Subject Access Requests (SARs)

To request a copy of the information we hold about you, please use our contact form. To help us verify your identity, please include:

  • Your date of birth and any previous names or addresses used in the last five years.
  • Personal reference numbers (e.g., National Insurance or Tax reference).
  • If reference numbers are unavailable, a copy of your photo ID and a recent utility bill.

10. Data Security

We have security measures in place to prevent your personal data from being accidentally lost, used, or accessed without authorisation. Access is limited to employees and partners who have a business need to know, and they are subject to a duty of confidentiality.

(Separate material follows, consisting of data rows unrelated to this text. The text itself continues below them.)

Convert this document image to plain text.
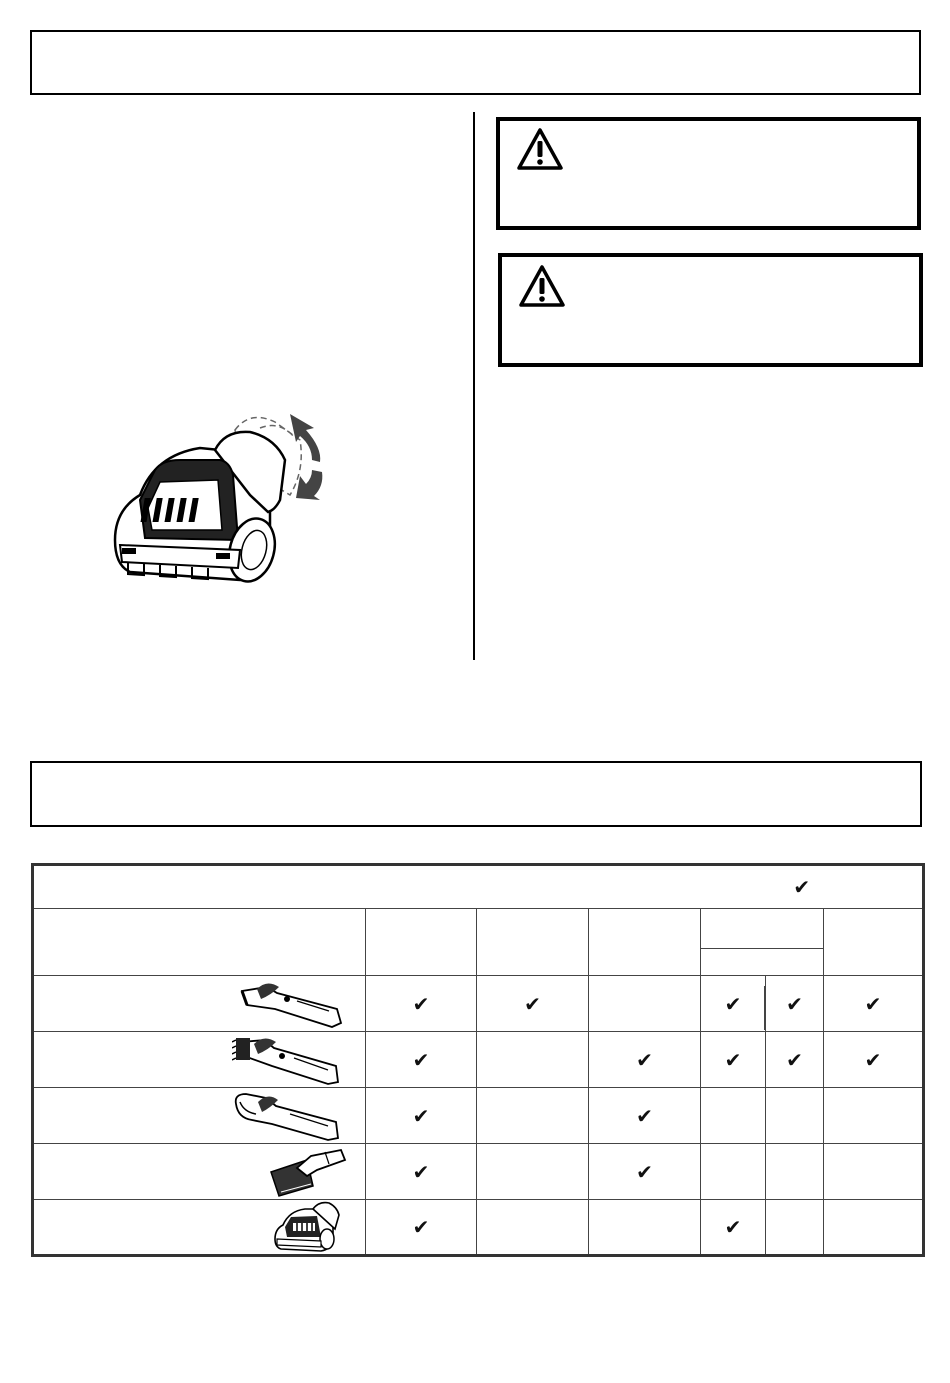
✔						

	✔	✔		✔	✔	✔

	✔		✔	✔	✔	✔

	✔		✔			

	✔		✔			

	✔			✔		
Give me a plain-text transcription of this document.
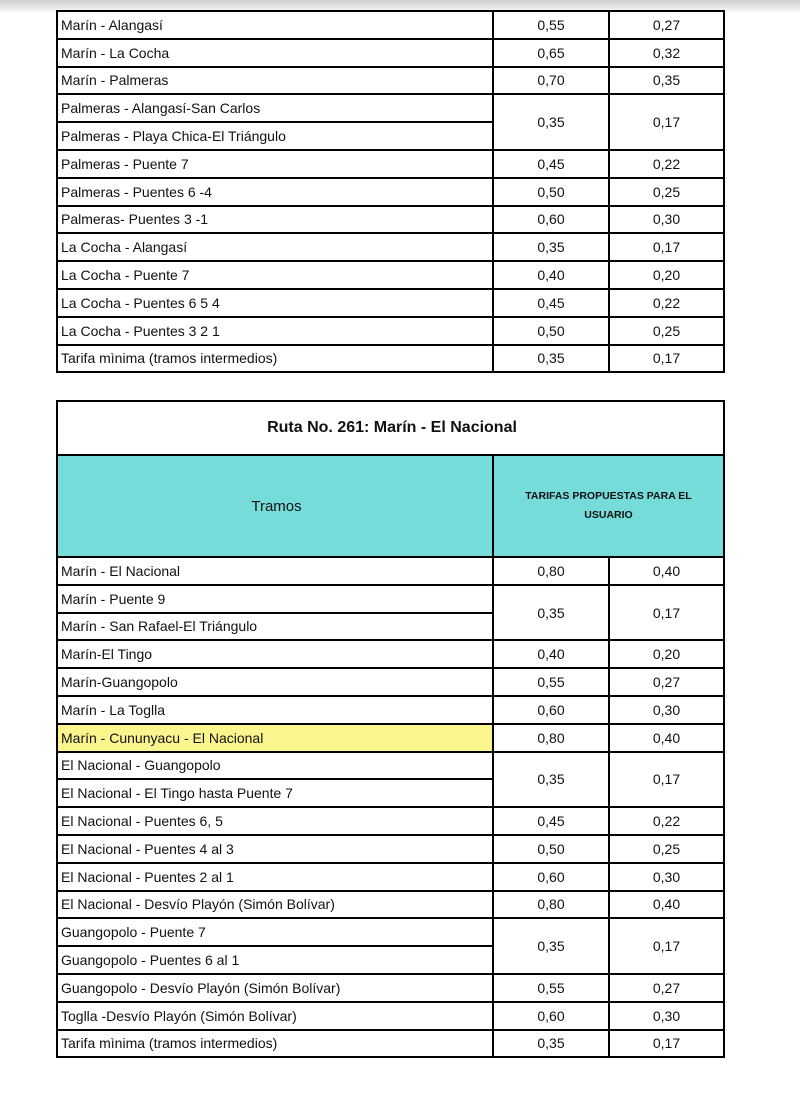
Marín - Alangasí	0,55	0,27
Marín - La Cocha	0,65	0,32
Marín - Palmeras	0,70	0,35
Palmeras - Alangasí-San Carlos	0,35	0,17
Palmeras - Playa Chica-El Triángulo		
Palmeras - Puente 7	0,45	0,22
Palmeras - Puentes 6 -4	0,50	0,25
Palmeras- Puentes 3 -1	0,60	0,30
La Cocha - Alangasí	0,35	0,17
La Cocha - Puente 7	0,40	0,20
La Cocha - Puentes 6 5 4	0,45	0,22
La Cocha - Puentes 3 2 1	0,50	0,25
Tarifa mìnima (tramos intermedios)	0,35	0,17
Ruta No. 261: Marín - El Nacional		
Tramos	TARIFAS PROPUESTAS PARA EL USUARIO	
Marín - El Nacional	0,80	0,40
Marín - Puente 9	0,35	0,17
Marín - San Rafael-El Triángulo		
Marín-El Tingo	0,40	0,20
Marín-Guangopolo	0,55	0,27
Marín - La Toglla	0,60	0,30
Marín - Cununyacu - El Nacional	0,80	0,40
El Nacional - Guangopolo	0,35	0,17
El Nacional - El Tingo hasta Puente 7		
El Nacional - Puentes 6, 5	0,45	0,22
El Nacional - Puentes 4 al 3	0,50	0,25
El Nacional - Puentes 2 al 1	0,60	0,30
El Nacional - Desvío Playón (Simón Bolívar)	0,80	0,40
Guangopolo - Puente 7	0,35	0,17
Guangopolo - Puentes 6 al 1		
Guangopolo - Desvío Playón (Simón Bolívar)	0,55	0,27
Toglla -Desvío Playón (Simón Bolívar)	0,60	0,30
Tarifa mìnima (tramos intermedios)	0,35	0,17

11. Cookies and Third-Party Links

Our website uses cookies to enhance your experience. You can set your browser to refuse cookies, though some parts of the site may become inaccessible. Our site may also contain links to third-party websites; we are not responsible for their privacy statements.

12. How to Contact Us

If you have any questions about this privacy statement or our data protection practices, please reach out via our contact form.

You also have the right to lodge a complaint with the Information Commissioner's Office (ICO) at www.ico.org.uk. We would appreciate the chance to deal with your concerns before you approach the ICO.